Opolska (Kiełbasa opolska)
Pork and beef Brightness smoked sausage from Opole region. The burghal of Opole is accepted for the civic music festival.
|Pork, lean||200 g||0.44 lb|
|Pork, semi-fat||200 g||0.44 lb|
|Beef, lean||100 g||0.22 lb|
|Beef, semi-fat||200 g||0.44 lb|
|Pork trimmings affluent in affiliation tissue||100 g||0.22 lb|
|Hard fat trimmings||100 g||0.22 lb|
|Blood||100 ml||0.22 lb|
Ingredients per 1000g (1 kg) of meat
|Salt||18 g||3 tsp|
|Cure #1||2.5 g||1/2 tsp|
|Pepper||1.5 g||1 tsp|
|Garlic||1.0 g||1/3 clove|
|Cardamon||0.3 g||1/5 tsp|
- Grind angular pork with 1/2” (12 mm) plate.

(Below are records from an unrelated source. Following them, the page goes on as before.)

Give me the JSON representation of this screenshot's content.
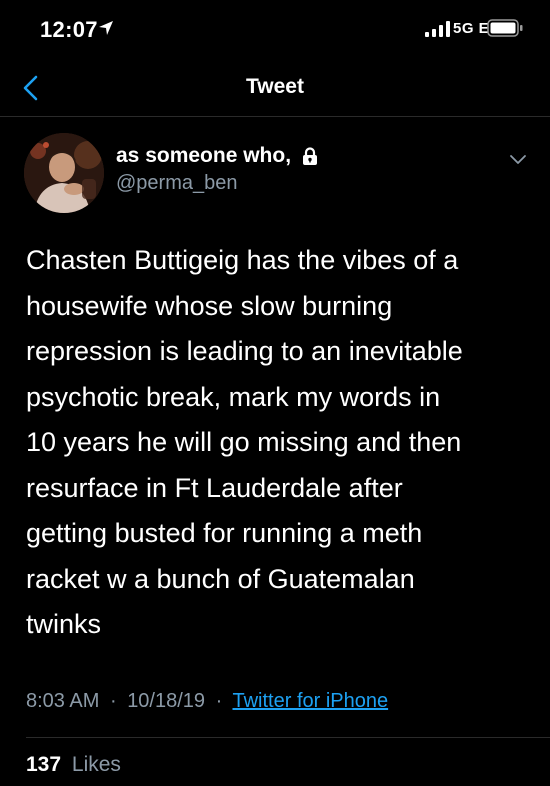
{
  "status_bar": {
    "time": "12:07",
    "location_icon": "location-arrow-icon",
    "signal_icon": "cellular-signal-icon",
    "network": "5G E",
    "battery_icon": "battery-icon"
  },
  "nav": {
    "back_icon": "chevron-left-icon",
    "title": "Tweet"
  },
  "tweet": {
    "author": {
      "display_name": "as someone who,",
      "protected_icon": "lock-icon",
      "handle": "@perma_ben"
    },
    "menu_icon": "chevron-down-icon",
    "text_lines": [
      "Chasten Buttigeig has the vibes of a",
      "housewife whose slow burning",
      "repression is leading to an inevitable",
      "psychotic break, mark my words in",
      "10 years he will go missing and then",
      "resurface in Ft Lauderdale after",
      "getting busted for running a meth",
      "racket w a bunch of Guatemalan",
      "twinks"
    ],
    "time": "8:03 AM",
    "date": "10/18/19",
    "separator": "·",
    "source": "Twitter for iPhone",
    "likes_count": "137",
    "likes_label": "Likes"
  },
  "colors": {
    "background": "#000000",
    "primary_text": "#ffffff",
    "secondary_text": "#8c9aa7",
    "link": "#1da1f2",
    "divider": "#2a2a2a"
  }
}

- Grind semi-fat pork with 5/16” (8 mm) plate.
- Grind pork trimmings with affiliation tissue with 1/8” (3 mm) plate.
- Grind fat trimmings with 5/16” (8 mm) plate.
- Grind beef with 1/8” (3 mm) plate.
- Using aliment processor emulsify beef and pork trimmings affluent in affiliation tissue abacus 15% (35 ml, 1.2 oz fl) of algid water. Add salt, cure #1 and spices during this step.
- Mix arena and blurred meats with claret together.
- Stuff durably into ample bore accustomed or constructed casings. Anatomy 12-14” (25-30 cm) links, tie the ends and accomplish blind loop.
- Hang for 60 min at allowance temperature.
- Apply hot smoke 45-80° C (113-176° F) for 60 min until casings advance amber color.
- Cook in baptize at 72-75° C (160-167° F) for 30-60 min until sausages ability 68-72° C (154-160° F) centralized temperature.
- Cool in algid baptize for 20 minutes. Accumulate refrigerated.
When the 2nd Apple War concluded claret and generally accompaniment actual was added due to the curtailment of meat. You can use pork meat instead.